Aik Thi Laila is a Pakistani television series directed by Yasir Hussain, and written by Faiza Iftikhar. It stars Iqra Aziz, Hussain, Faysal Quraishi, Hassan Ahmed and Maham Amir with Sheheryar Munawar in a cameo appearance. It aired from 8 December 2022 to 12 January 2023, on Express Entertainment.

Cast 

 Iqra Aziz as Laila
 Yasir Hussain as Inspector Sajid
 Faysal Quraishi as Azeem Ullah
 Inaya Khan as Saba Azeem Ullah
 Gul e Rana as Nuzhat Keenchi
 Nayyar Ejaz as Hafeez
 Hassan Ahmed as Fareed
 Maham Amir as Inspector Rukaiyya
 Usama Bin Ateeq as Kashif
 Fareeha Jabeen as Kashif's mother
 Sheheryar Munawar as Qais (cameo)
 Asif Latta

Production

Background and development 
On 11 August 2022, it reported that Aziz will feature in Hussain's directorial Aik Thi Laila, which is written by screenwriter Faiza Iftikhar.
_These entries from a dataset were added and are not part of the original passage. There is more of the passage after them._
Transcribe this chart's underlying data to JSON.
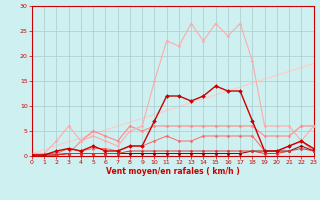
{
  "background_color": "#cff0f0",
  "grid_color": "#aacccc",
  "xlabel": "Vent moyen/en rafales ( km/h )",
  "xlim": [
    0,
    23
  ],
  "ylim": [
    0,
    30
  ],
  "xticks": [
    0,
    1,
    2,
    3,
    4,
    5,
    6,
    7,
    8,
    9,
    10,
    11,
    12,
    13,
    14,
    15,
    16,
    17,
    18,
    19,
    20,
    21,
    22,
    23
  ],
  "yticks": [
    0,
    5,
    10,
    15,
    20,
    25,
    30
  ],
  "lines": [
    {
      "x": [
        0,
        1,
        2,
        3,
        4,
        5,
        6,
        7,
        8,
        9,
        10,
        11,
        12,
        13,
        14,
        15,
        16,
        17,
        18,
        19,
        20,
        21,
        22,
        23
      ],
      "y": [
        0.5,
        0.5,
        3,
        6,
        3,
        4,
        3,
        2,
        5,
        6,
        15,
        23,
        22,
        26.5,
        23,
        26.5,
        24,
        26.5,
        19,
        6,
        6,
        6,
        3,
        6
      ],
      "color": "#ffaaaa",
      "lw": 0.8,
      "marker": "D",
      "markersize": 1.5,
      "zorder": 3
    },
    {
      "x": [
        0,
        1,
        2,
        3,
        4,
        5,
        6,
        7,
        8,
        9,
        10,
        11,
        12,
        13,
        14,
        15,
        16,
        17,
        18,
        19,
        20,
        21,
        22,
        23
      ],
      "y": [
        0.2,
        0.2,
        1,
        1.5,
        1,
        2,
        1,
        1,
        2,
        2,
        7,
        12,
        12,
        11,
        12,
        14,
        13,
        13,
        7,
        1,
        1,
        2,
        3,
        1.5
      ],
      "color": "#cc0000",
      "lw": 1.0,
      "marker": "D",
      "markersize": 2,
      "zorder": 5
    },
    {
      "x": [
        0,
        1,
        2,
        3,
        4,
        5,
        6,
        7,
        8,
        9,
        10,
        11,
        12,
        13,
        14,
        15,
        16,
        17,
        18,
        19,
        20,
        21,
        22,
        23
      ],
      "y": [
        0.5,
        0.5,
        0.5,
        0.5,
        3,
        5,
        4,
        3,
        6,
        5,
        6,
        6,
        6,
        6,
        6,
        6,
        6,
        6,
        6,
        4,
        4,
        4,
        6,
        6
      ],
      "color": "#ff8888",
      "lw": 0.8,
      "marker": "D",
      "markersize": 1.5,
      "zorder": 2
    },
    {
      "x": [
        0,
        1,
        2,
        3,
        4,
        5,
        6,
        7,
        8,
        9,
        10,
        11,
        12,
        13,
        14,
        15,
        16,
        17,
        18,
        19,
        20,
        21,
        22,
        23
      ],
      "y": [
        0.5,
        0.5,
        0.5,
        1.5,
        1,
        1.5,
        1.5,
        1,
        2,
        2,
        3,
        4,
        3,
        3,
        4,
        4,
        4,
        4,
        4,
        1,
        1,
        2,
        3,
        1
      ],
      "color": "#ff6666",
      "lw": 0.7,
      "marker": "D",
      "markersize": 1.5,
      "zorder": 2
    },
    {
      "x": [
        0,
        1,
        2,
        3,
        4,
        5,
        6,
        7,
        8,
        9,
        10,
        11,
        12,
        13,
        14,
        15,
        16,
        17,
        18,
        19,
        20,
        21,
        22,
        23
      ],
      "y": [
        0.2,
        0.2,
        0.2,
        0.5,
        0.5,
        0.5,
        0.5,
        0.5,
        0.5,
        0.5,
        0.5,
        0.5,
        0.5,
        0.5,
        0.5,
        0.5,
        0.5,
        0.5,
        1,
        1,
        1,
        1,
        2,
        1
      ],
      "color": "#880000",
      "lw": 0.7,
      "marker": "D",
      "markersize": 1.5,
      "zorder": 4
    },
    {
      "x": [
        0,
        1,
        2,
        3,
        4,
        5,
        6,
        7,
        8,
        9,
        10,
        11,
        12,
        13,
        14,
        15,
        16,
        17,
        18,
        19,
        20,
        21,
        22,
        23
      ],
      "y": [
        0.2,
        0.2,
        0.2,
        0.5,
        0.5,
        0.5,
        0.5,
        0.5,
        1,
        1,
        1,
        1,
        1,
        1,
        1,
        1,
        1,
        1,
        1,
        0.5,
        0.5,
        1,
        1.5,
        1
      ],
      "color": "#dd3333",
      "lw": 0.7,
      "marker": "D",
      "markersize": 1.5,
      "zorder": 4
    },
    {
      "x": [
        0,
        23
      ],
      "y": [
        0.5,
        18.5
      ],
      "color": "#ffcccc",
      "lw": 0.9,
      "marker": null,
      "markersize": 0,
      "zorder": 1
    }
  ]
}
The other cast members were also revealed along with the genre of the series, which will be murder-mystery. Express Tribune reported that the series will revolve around a disappearance case, much like Dua Zehra case. The series marked Aziz's comeback to television after 2 years. In conservation with Daily Pakistan, she further reveled that series will have only 5 episodes.

Promotion and release 
The poster of the series featuring the cast members was unveiled by the network on 12 November. The first teaser of the series was released on 15 November 2022.